Dans le fond du tableau de bord de la situation politique nationale, les trois leaders charismatiques sont liés. Le rapprochement même circonstancielle entre deux est un risque pour le troisième. Bien que l'ancien général dit "général de la rue" clame haut et fort la réconciliation de tout voeu et de tout cœur, son retour ainsi que celui de son mentor au pays peuvent conduire à des lendemains politiques inconnus. En attendant, le président Allassane Ouattara est bien ouvert à leur retour, comme ses récentes déclarations l'indiquent: "ils sont libres de rentrer ". Personne cependant, ne peut prédire le sort qui leur sera réservé. Une chose est sûre, la vie de Laurent Gbagbo et de Blé Goudé restent difficiles à entrevoir hors de la vie politique. En 2025, Laurent Gbagbo candidat ,ne sera pas un défi facile pour le RHDP. Donc, on peut voir Allassane Ouattara aussi candidat contre ses adversaires de toujours en 2025. Ce qui le mettrait à jamais sur la liste des présidents à vie. Car, en dehors de ses adversaires qu'il doit surveiller, les enjeux sécuritaires, stratégiques et internationaux pourraient toujours maintenir Allassane Ouattara dans la reconquête du pouvoir. Les raisons qui l'ont poussé à se présenter en 2020, seront toujours valables en 2025.

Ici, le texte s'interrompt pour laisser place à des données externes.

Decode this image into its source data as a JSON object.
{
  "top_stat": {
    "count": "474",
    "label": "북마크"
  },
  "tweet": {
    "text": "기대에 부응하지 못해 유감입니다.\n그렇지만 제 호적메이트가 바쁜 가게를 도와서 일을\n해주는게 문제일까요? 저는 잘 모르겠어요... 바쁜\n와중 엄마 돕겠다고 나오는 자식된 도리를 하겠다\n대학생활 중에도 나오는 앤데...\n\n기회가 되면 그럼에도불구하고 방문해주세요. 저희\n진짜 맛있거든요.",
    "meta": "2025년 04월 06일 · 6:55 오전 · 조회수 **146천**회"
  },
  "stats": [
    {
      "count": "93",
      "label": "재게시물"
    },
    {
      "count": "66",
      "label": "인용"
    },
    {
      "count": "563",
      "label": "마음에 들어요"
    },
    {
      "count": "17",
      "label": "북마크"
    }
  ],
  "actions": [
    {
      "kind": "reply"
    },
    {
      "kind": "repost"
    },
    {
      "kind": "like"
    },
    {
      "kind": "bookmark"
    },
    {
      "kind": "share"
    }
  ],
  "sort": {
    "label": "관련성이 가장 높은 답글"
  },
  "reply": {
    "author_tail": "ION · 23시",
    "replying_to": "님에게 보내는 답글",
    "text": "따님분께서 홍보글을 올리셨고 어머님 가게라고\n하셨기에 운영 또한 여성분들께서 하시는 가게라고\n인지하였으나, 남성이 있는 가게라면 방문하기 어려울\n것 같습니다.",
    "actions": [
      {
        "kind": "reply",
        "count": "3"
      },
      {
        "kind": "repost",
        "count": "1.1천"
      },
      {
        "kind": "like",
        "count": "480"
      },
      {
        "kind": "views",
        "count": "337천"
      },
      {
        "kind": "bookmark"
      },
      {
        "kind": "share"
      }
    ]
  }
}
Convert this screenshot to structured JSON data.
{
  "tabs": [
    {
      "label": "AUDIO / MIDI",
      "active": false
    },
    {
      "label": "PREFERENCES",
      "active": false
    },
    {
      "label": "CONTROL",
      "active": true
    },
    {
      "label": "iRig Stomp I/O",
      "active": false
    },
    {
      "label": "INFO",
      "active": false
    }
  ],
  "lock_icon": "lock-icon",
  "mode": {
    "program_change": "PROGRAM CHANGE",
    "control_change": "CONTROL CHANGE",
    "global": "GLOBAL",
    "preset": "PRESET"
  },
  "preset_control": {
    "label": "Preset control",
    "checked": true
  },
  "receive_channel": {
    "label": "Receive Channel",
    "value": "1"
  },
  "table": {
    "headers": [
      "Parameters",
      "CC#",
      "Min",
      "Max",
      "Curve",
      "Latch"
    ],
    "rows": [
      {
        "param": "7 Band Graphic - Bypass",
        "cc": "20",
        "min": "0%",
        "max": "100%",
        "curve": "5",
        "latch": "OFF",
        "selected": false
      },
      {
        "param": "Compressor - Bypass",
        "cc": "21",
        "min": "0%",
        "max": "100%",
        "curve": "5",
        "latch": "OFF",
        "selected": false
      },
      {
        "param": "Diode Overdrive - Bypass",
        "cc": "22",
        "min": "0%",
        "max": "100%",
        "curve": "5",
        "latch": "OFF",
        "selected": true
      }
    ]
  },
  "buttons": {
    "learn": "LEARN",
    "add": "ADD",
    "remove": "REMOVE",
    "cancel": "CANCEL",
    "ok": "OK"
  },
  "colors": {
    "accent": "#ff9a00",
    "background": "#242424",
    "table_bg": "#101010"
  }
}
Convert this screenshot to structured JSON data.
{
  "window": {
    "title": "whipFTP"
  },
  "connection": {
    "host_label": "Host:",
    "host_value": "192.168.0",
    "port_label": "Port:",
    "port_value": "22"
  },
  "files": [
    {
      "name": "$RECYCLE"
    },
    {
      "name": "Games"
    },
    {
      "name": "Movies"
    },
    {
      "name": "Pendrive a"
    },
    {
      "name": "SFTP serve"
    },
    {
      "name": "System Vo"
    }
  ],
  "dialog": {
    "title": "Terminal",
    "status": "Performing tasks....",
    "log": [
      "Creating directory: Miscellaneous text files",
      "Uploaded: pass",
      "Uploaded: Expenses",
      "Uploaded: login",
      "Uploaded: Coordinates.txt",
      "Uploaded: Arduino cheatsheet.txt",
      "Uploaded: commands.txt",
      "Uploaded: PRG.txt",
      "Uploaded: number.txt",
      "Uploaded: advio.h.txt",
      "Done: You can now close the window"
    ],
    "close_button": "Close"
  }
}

En conclusion, dans l'état actuel des choses, il est très facile de dire que le président Allassane Ouattara va se retirer en 2025, mais personne ne peut rassurer sur celui qui pourrait le succéder. Contrairement à ce qu'on peut penser, 2025 c'est déjà demain ! Et le président Allassane Ouattara ne se retirerait pas pour juste se retirer ! Surtout, le fameux troisième mandat de la nouvelle République, est là pour dissoudre un éventuel débat d'éligibilité.